Department of Economics
Professor and Chair

http://gilleskie.web.unc.edu/

As a health economist, Dr. Gilleskie studies the economic behavior of individuals as it relates to their health. Her research interests are a mixture of health economics, labor economics, and applied econometrics. The work generally involves analyses of observations over time using theory-driven modeling of dynamic behaviors and rigorous empirical approaches to explore health and labor supply decisions and outcomes of individuals. Her work offers contributions in the following applied areas: 1.) the effects of health insurance characteristics on medical care utilization and health behaviors (e.g., to what extent does health insurance coverage of prescription drugs affect utilization of physician and hospital care both contemporaneously and dynamically through changes in health?); 2.) the effects of health and health insurance on employment/education behaviors and outcomes (e.g., to what extent would employment decisions be altered by the introduction of mandatory retiree health insurance coverage by employers?); and 3.) the effects of medical and non-medical choices on health and health behaviors (e.g., should policies to promote better health target medical care use or lifestyles?).

She is currently serving as chair of the Economics Department, having been a faculty member at UNC-CH for 25 years. She recently served as President of the Southern Economic Association. In 2016, she received UNC’s Distinguished Teaching Award for Post-Baccalaureate Instruction. She has advised 28 Ph.D. students, 22 MS students, and 15 undergraduate honors thesis students. She is currently a fellow of the Carolina Population Center and the International Association for Applied Econometrics.


Geetha Vaidyanathan

Department of Economics
Teaching Professor

https://econ.unc.edu/directory/geethav/

Dr.

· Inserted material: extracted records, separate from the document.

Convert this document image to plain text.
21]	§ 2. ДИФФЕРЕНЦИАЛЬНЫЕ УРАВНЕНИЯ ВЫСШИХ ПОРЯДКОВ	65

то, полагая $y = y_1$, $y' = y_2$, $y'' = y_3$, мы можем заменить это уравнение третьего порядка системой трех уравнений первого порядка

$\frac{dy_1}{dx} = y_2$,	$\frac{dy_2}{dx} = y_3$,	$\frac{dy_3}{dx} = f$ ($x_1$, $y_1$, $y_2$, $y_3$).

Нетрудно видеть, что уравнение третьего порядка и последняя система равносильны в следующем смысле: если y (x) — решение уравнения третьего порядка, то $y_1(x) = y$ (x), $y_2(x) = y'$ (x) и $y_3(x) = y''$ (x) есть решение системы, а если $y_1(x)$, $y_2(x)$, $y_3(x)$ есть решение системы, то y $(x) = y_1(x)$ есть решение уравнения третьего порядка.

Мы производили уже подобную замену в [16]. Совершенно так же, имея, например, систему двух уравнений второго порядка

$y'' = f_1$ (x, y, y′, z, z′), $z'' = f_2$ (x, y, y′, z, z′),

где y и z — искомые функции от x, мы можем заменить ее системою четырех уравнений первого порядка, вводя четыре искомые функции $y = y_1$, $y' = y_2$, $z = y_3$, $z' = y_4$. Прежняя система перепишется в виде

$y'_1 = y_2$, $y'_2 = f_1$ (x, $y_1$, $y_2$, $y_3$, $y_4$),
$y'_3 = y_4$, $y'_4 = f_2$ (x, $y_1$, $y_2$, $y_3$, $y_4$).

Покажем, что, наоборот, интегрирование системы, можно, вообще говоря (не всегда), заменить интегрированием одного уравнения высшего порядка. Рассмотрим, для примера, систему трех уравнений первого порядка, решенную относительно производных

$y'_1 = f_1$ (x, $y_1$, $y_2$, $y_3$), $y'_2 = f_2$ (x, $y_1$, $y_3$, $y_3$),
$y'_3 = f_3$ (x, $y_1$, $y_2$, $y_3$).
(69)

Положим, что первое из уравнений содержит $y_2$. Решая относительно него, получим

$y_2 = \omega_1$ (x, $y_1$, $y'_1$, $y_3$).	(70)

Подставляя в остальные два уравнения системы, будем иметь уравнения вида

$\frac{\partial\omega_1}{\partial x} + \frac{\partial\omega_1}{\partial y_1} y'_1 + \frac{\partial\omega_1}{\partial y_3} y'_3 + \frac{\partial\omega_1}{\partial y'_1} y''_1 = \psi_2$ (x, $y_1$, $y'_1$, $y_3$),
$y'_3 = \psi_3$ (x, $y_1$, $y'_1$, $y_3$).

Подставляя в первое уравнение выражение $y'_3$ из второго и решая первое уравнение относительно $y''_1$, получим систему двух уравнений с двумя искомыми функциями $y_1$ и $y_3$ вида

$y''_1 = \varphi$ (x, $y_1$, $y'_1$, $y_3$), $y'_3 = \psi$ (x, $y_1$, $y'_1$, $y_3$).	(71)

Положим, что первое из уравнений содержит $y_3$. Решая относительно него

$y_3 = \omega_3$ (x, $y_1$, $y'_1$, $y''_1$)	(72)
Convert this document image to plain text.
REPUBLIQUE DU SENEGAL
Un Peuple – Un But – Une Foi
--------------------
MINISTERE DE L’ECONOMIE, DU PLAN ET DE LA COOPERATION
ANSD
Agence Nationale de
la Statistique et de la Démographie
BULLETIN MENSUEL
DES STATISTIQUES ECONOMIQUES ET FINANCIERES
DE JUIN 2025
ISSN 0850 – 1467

Vaidyanathan’s teaching interest is in International Economics and Economic Development.


Paige Weber

Department of Economics
Assistant Professor

https://www.paige-weber.com/

Dr. Weber is an environmental economist studying energy, equity, and policy. She uses methods in applied microeconomics and industrial organization to answer research questions in energy and the environment. Her research studies energy and electricity markets, climate change policy, urban economics, distributional impacts of environmental policy, and industry responses to environmental regulation.

Dr. Weber received her Ph.D. in Environmental Economics from Yale University in 2019. She also earned a M.ESc. and a M.Phil. in Environmental Economics from Yale, and a B.A. in Political Economy of Industrialized Societies and Music from the University of California, Berkeley. Before joining UNC, she was a postdoctoral scholar in the Environmental Market Solutions Lab (emLab) at the University of California, Santa Barbara. She has professional experiences in the electricity industry, federal government, and non-governmental research organizations, all of which inform and motivate her research agenda.